The film is about Charles Foster Kane, a newspaper tycoon and the film opens with his death and some of his important life events are told in flashbacks through different characters in his life. There is a brilliant montage sequence with his first wife, I couldn't believe I was seeing that kind of a sequence in a 1940s film. Character study films are usually based on non-conformist, eccentric characters who stand out from the crowd and so is Charles Foster Kane. He says, 'There is only one person in this world to decide what I'll do. And that's me.' This line explains the arc of this character and the choices he'll make. I could see some similarities in the characters and the arcs of Charles Foster Kane and Mahanati, both powerful people and both succumb to their own actions, choices they make out of integrity. These films give an unusual moral message that, to be in this world you can't be purists and that you need to be manipulative.
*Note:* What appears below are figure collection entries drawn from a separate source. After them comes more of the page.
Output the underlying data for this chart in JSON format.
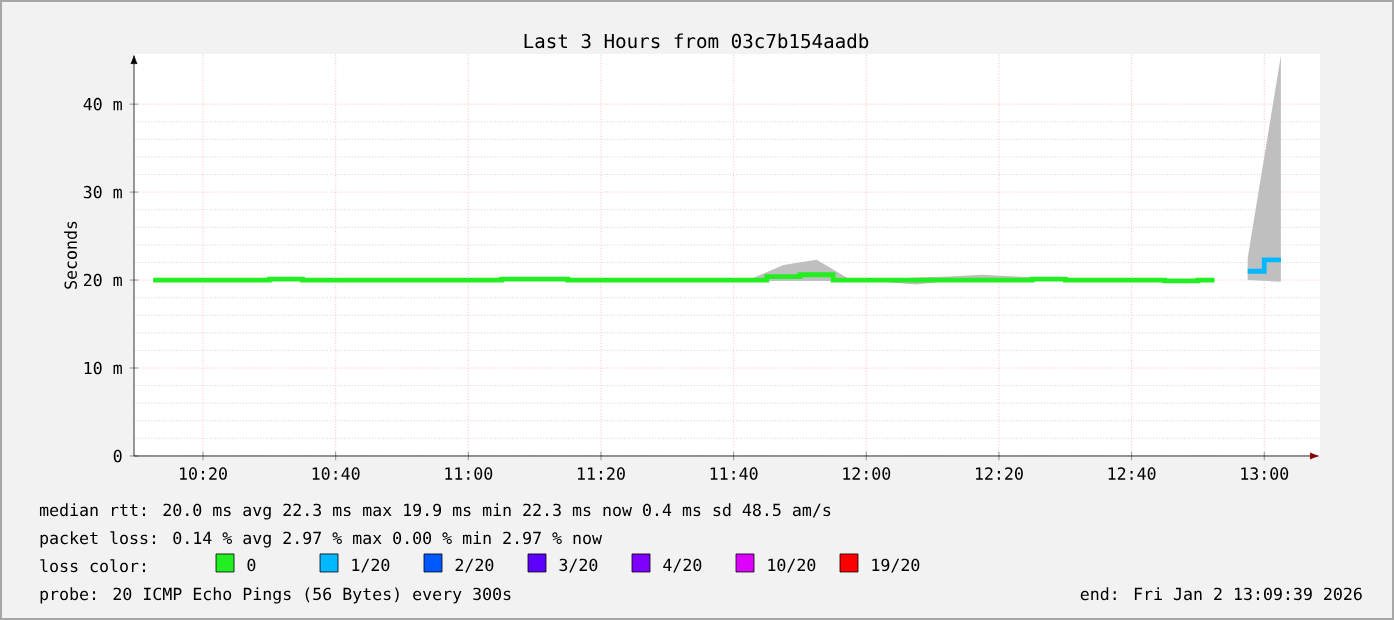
{
  "chart_data": {
    "type": "step",
    "title": "Last 3 Hours from 03c7b154aadb",
    "ylabel": "Seconds",
    "xlim": [
      10.16,
      13.14
    ],
    "ylim": [
      0,
      45.7
    ],
    "xticks": [
      {
        "value": 10.3333,
        "label": "10:20"
      },
      {
        "value": 10.6667,
        "label": "10:40"
      },
      {
        "value": 11.0,
        "label": "11:00"
      },
      {
        "value": 11.3333,
        "label": "11:20"
      },
      {
        "value": 11.6667,
        "label": "11:40"
      },
      {
        "value": 12.0,
        "label": "12:00"
      },
      {
        "value": 12.3333,
        "label": "12:20"
      },
      {
        "value": 12.6667,
        "label": "12:40"
      },
      {
        "value": 13.0,
        "label": "13:00"
      }
    ],
    "yticks": [
      0,
      {
        "value": 10,
        "label": "10 m"
      },
      {
        "value": 20,
        "label": "20 m"
      },
      {
        "value": 30,
        "label": "30 m"
      },
      {
        "value": 40,
        "label": "40 m"
      }
    ],
    "grid": true,
    "legend": "bottom",
    "legend_title": "loss color:",
    "series": [
      {
        "name": "0",
        "color": "#22ee22",
        "x": [
          10.2083,
          10.2917,
          10.375,
          10.4583,
          10.5417,
          10.625,
          10.7083,
          10.7917,
          10.875,
          10.9583,
          11.0417,
          11.125,
          11.2083,
          11.2917,
          11.375,
          11.4583,
          11.5417,
          11.625,
          11.7083,
          11.7917,
          11.875,
          11.9583,
          12.0417,
          12.125,
          12.2083,
          12.2917,
          12.375,
          12.4583,
          12.5417,
          12.625,
          12.7083,
          12.7917,
          12.875
        ],
        "values": [
          20.0,
          20.0,
          20.0,
          20.0,
          20.1,
          20.0,
          20.0,
          20.0,
          20.0,
          20.0,
          20.0,
          20.1,
          20.1,
          20.0,
          20.0,
          20.0,
          20.0,
          20.0,
          20.0,
          20.4,
          20.6,
          20.0,
          20.0,
          20.0,
          20.0,
          20.0,
          20.0,
          20.1,
          20.0,
          20.0,
          20.0,
          19.9,
          20.0
        ],
        "lower": [
          19.9,
          19.9,
          19.9,
          19.9,
          20.0,
          19.9,
          19.9,
          19.9,
          19.9,
          19.9,
          19.9,
          20.0,
          20.0,
          19.9,
          19.9,
          19.9,
          19.9,
          19.9,
          19.9,
          19.9,
          19.9,
          19.9,
          19.8,
          19.5,
          19.9,
          19.9,
          19.9,
          19.9,
          19.9,
          19.9,
          19.9,
          19.8,
          19.9
        ],
        "upper": [
          20.1,
          20.1,
          20.1,
          20.1,
          20.2,
          20.1,
          20.1,
          20.1,
          20.1,
          20.1,
          20.1,
          20.2,
          20.2,
          20.1,
          20.1,
          20.1,
          20.1,
          20.1,
          20.1,
          21.7,
          22.3,
          20.1,
          20.1,
          20.3,
          20.4,
          20.6,
          20.4,
          20.2,
          20.1,
          20.1,
          20.1,
          20.0,
          20.1
        ]
      },
      {
        "name": "1/20",
        "color": "#00b8ff",
        "x": [
          12.9583,
          13.0417
        ],
        "values": [
          21.0,
          22.3
        ],
        "lower": [
          20.0,
          19.8
        ],
        "upper": [
          22.5,
          45.5
        ]
      },
      {
        "name": "2/20",
        "color": "#0059ff"
      },
      {
        "name": "3/20",
        "color": "#5e00ff"
      },
      {
        "name": "4/20",
        "color": "#7e00ff"
      },
      {
        "name": "10/20",
        "color": "#dd00ff"
      },
      {
        "name": "19/20",
        "color": "#ff0000"
      }
    ],
    "annotations": [
      "median rtt:  20.0 ms avg  22.3 ms max  19.9 ms min  22.3 ms now  0.4 ms sd  48.5   am/s",
      "packet loss: 0.14 % avg  2.97 % max  0.00 % min  2.97 % now",
      "probe:       20 ICMP Echo Pings (56 Bytes) every 300s",
      "end: Fri Jan  2 13:09:39 2026"
    ]
  }
}
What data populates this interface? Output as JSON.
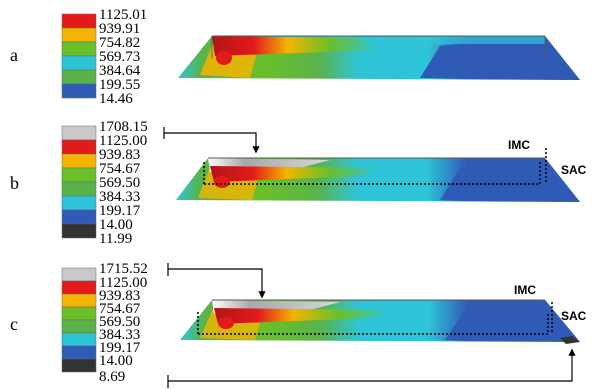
{
  "panels": [
    {
      "letter": "a",
      "legend": [
        {
          "value": "1125.01",
          "color": "#e31a1c"
        },
        {
          "value": "939.91",
          "color": "#f4b400"
        },
        {
          "value": "754.82",
          "color": "#6abf2a"
        },
        {
          "value": "569.73",
          "color": "#59b34a"
        },
        {
          "value": "384.64",
          "color": "#2ec4d8"
        },
        {
          "value": "199.55",
          "color": "#2f5bb7"
        },
        {
          "value": "14.46",
          "color": "#ffffff"
        }
      ],
      "imc_label": "",
      "sac_label": ""
    },
    {
      "letter": "b",
      "legend": [
        {
          "value": "1708.15",
          "color": "#c9c9c9"
        },
        {
          "value": "1125.00",
          "color": "#e31a1c"
        },
        {
          "value": "939.83",
          "color": "#f4b400"
        },
        {
          "value": "754.67",
          "color": "#6abf2a"
        },
        {
          "value": "569.50",
          "color": "#59b34a"
        },
        {
          "value": "384.33",
          "color": "#2ec4d8"
        },
        {
          "value": "199.17",
          "color": "#2f5bb7"
        },
        {
          "value": "14.00",
          "color": "#333333"
        },
        {
          "value": "11.99",
          "color": "#ffffff"
        }
      ],
      "imc_label": "IMC",
      "sac_label": "SAC"
    },
    {
      "letter": "c",
      "legend": [
        {
          "value": "1715.52",
          "color": "#c9c9c9"
        },
        {
          "value": "1125.00",
          "color": "#e31a1c"
        },
        {
          "value": "939.83",
          "color": "#f4b400"
        },
        {
          "value": "754.67",
          "color": "#6abf2a"
        },
        {
          "value": "569.50",
          "color": "#59b34a"
        },
        {
          "value": "384.33",
          "color": "#2ec4d8"
        },
        {
          "value": "199.17",
          "color": "#2f5bb7"
        },
        {
          "value": "14.00",
          "color": "#333333"
        },
        {
          "value": "8.69",
          "color": "#ffffff"
        }
      ],
      "imc_label": "IMC",
      "sac_label": "SAC"
    }
  ]
}
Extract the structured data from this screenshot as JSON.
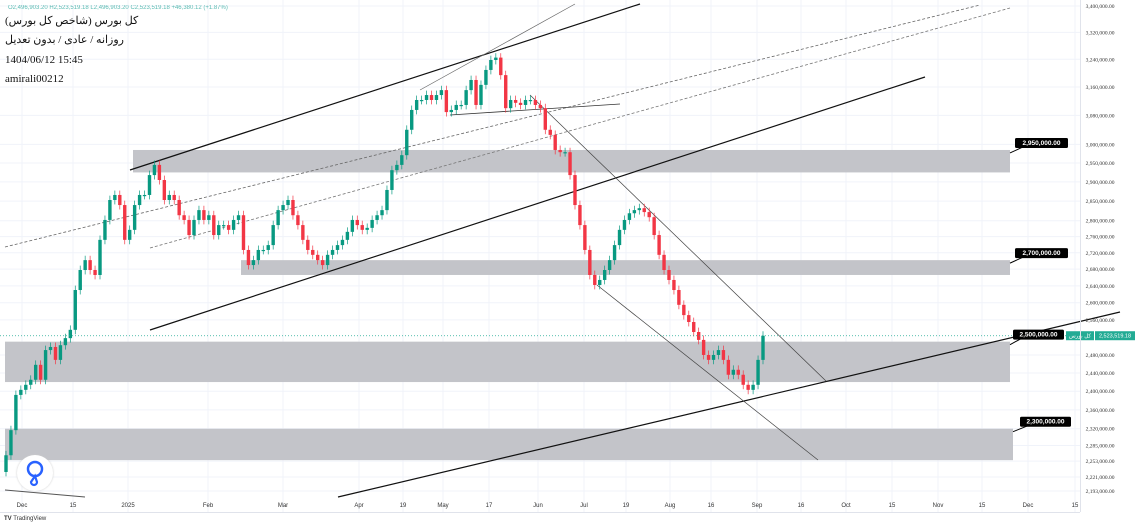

This film is known for using the 'deep focus' technique where everyone in the foreground and the background are in focus, this technique is useful to take long shots with ensemble casting. You can capture the scene like a play to have the drama play in real time, unless if you have a multi cam setup which I doubt if they had back then. I could see this technique being used in Satyajit Ray's last films where there were dramas set in homes and I'm sure many other films even till date use this technique, especially filmmakers who do long takes. There's an essay in Andre Bazin's 'What is Cinema? - Vol 1' on the merits and demerits of montage. It talks about how by using montage we can't capture the objective reality of the scene, as he explains in the difference between a photograph and a painting in his other essay.

Orson Welles was 25 when this film was released and he was considered an autuer for this film. Years later, Pauline Kael, a film critic wrote a 50,000 word book length essay about how this film uses the unique talents of the screenwriter and the cinematographer and she bashes the Auteur theory.